Rev. Martin Luther King Jr., Rev. Ralph Abernathy, Rabbi Abraham Heschel, Rabbi Maurice Eisendrath and Rabbi Everett Gendler in Arlington National Cemetery, February 6, 1968
"In all my life," says Goodwin, "in terms of my photographs, I've thought of photography as reconciling people for the other, reaching across lines of race and gender and helping to make a difference that way." Between 1967 and 1969, CALCAV held annual "Education-Action Mobilizations" in Washington, D.C. for clergy and laypersons from all over the country to converge and put pressure on Congress to end the war in Vietnam. King and Ralph Abernathy, also a Baptist minister, attended the conference on February 6, 1968. In this shot, King and Abernathy are shaking hands with Rabbi Maurice Eisendrath, Rabbi Abraham Heschel and Rabbi Everett Gendler (far right) at Arlington National Cemetery before they led a prayer vigil at the Tomb of the Unknown Soldier.

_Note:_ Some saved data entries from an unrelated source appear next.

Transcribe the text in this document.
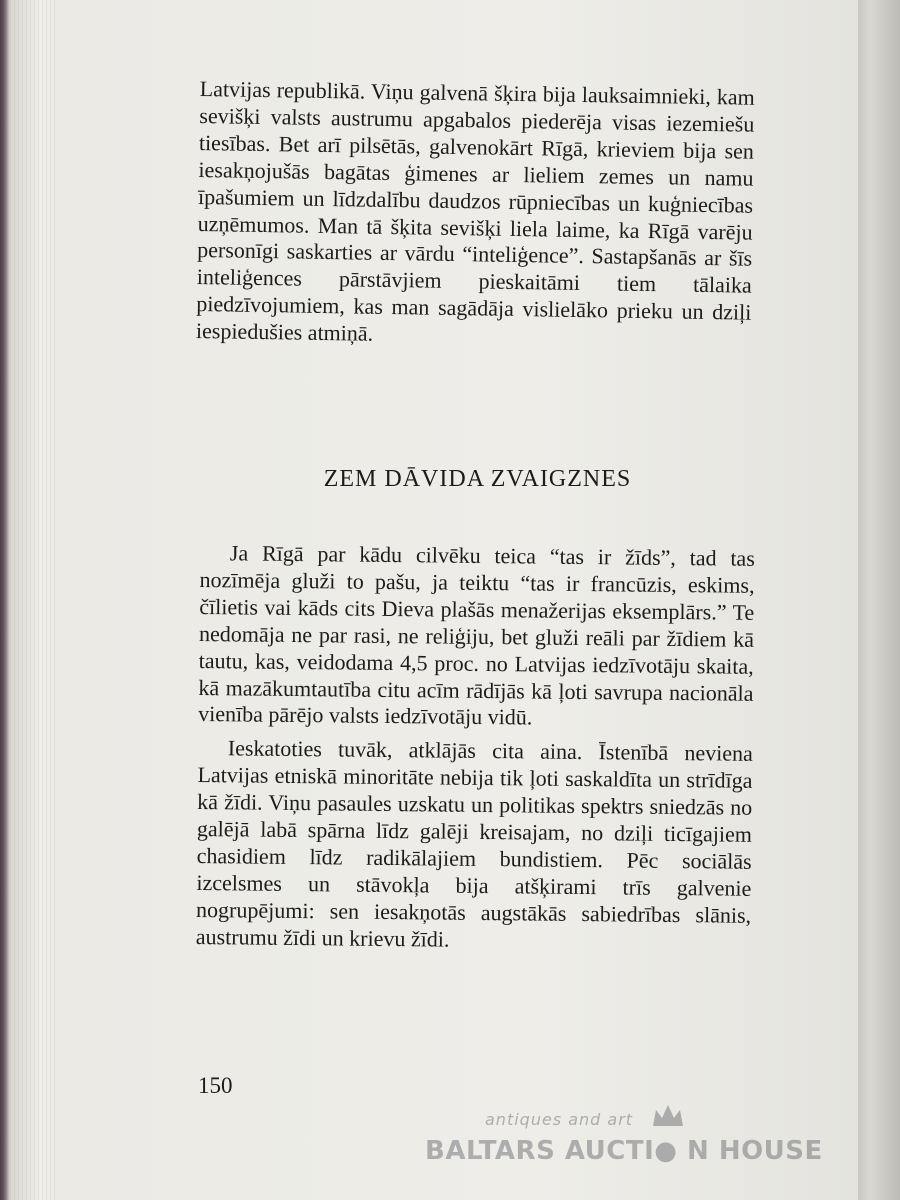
Latvijas republikā. Viņu galvenā šķira bija lauksaimnieki, kam sevišķi valsts austrumu apgabalos piederēja visas iezemiešu tiesības. Bet arī pilsētās, galvenokārt Rīgā, krieviem bija sen iesakņojušās bagātas ģimenes ar lieliem zemes un namu īpašumiem un līdzdalību daudzos rūpniecības un kuģniecības uzņēmumos. Man tā šķita sevišķi liela laime, ka Rīgā varēju personīgi saskarties ar vārdu “inteliģence”. Sastapšanās ar šīs inteliģences pārstāvjiem pieskaitāmi tiem tālaika piedzīvojumiem, kas man sagādāja vislielāko prieku un dziļi iespiedušies atmiņā.

ZEM DĀVIDA ZVAIGZNES

Ja Rīgā par kādu cilvēku teica “tas ir žīds”, tad tas nozīmēja gluži to pašu, ja teiktu “tas ir francūzis, eskims, čīlietis vai kāds cits Dieva plašās menažerijas eksemplārs.” Te nedomāja ne par rasi, ne reliģiju, bet gluži reāli par žīdiem kā tautu, kas, veidodama 4,5 proc. no Latvijas iedzīvotāju skaita, kā mazākumtautība citu acīm rādījās kā ļoti savrupa nacionāla vienība pārējo valsts iedzīvotāju vidū.

Ieskatoties tuvāk, atklājās cita aina. Īstenībā neviena Latvijas etniskā minoritāte nebija tik ļoti saskaldīta un strīdīga kā žīdi. Viņu pasaules uzskatu un politikas spektrs sniedzās no galējā labā spārna līdz galēji kreisajam, no dziļi ticīgajiem chasidiem līdz radikālajiem bundistiem. Pēc sociālās izcelsmes un stāvokļa bija atšķirami trīs galvenie nogrupējumi: sen iesakņotās augstākās sabiedrības slānis, austrumu žīdi un krievu žīdi.

150
antiques and art
BALTARS AUCTI● N HOUSE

Arlington National Cemetery, L to R: (unknown), Episcopal Reverend Roger Alling, Roman Catholic Bishop James Shannon, (Rev. Richard Neuhaus in 2nd row), Conservative Rabbi Abraham Heschel, Martin Luther King Jr., Rev. Ralph Abernathy, Rabbi Maurice Eisendrath, Rabbi Everett Gendler
"I don't think I ever went through a period of being a photographic hobbyist," says Goodwin. "Almost as soon as I started taking photographs, I saw them as a combination of historical and an effort to change the world, change society." When Goodwin shot this photograph of religious leaders of many denominations marching through Arlington National Cemetery in protest of the Vietnam War, he had a sense that this was a historic moment. Goodwin ran ahead of the marchers to get a group shot, and was able to capture this one, epic image of all the leaders of the march. King was assassinated two months later.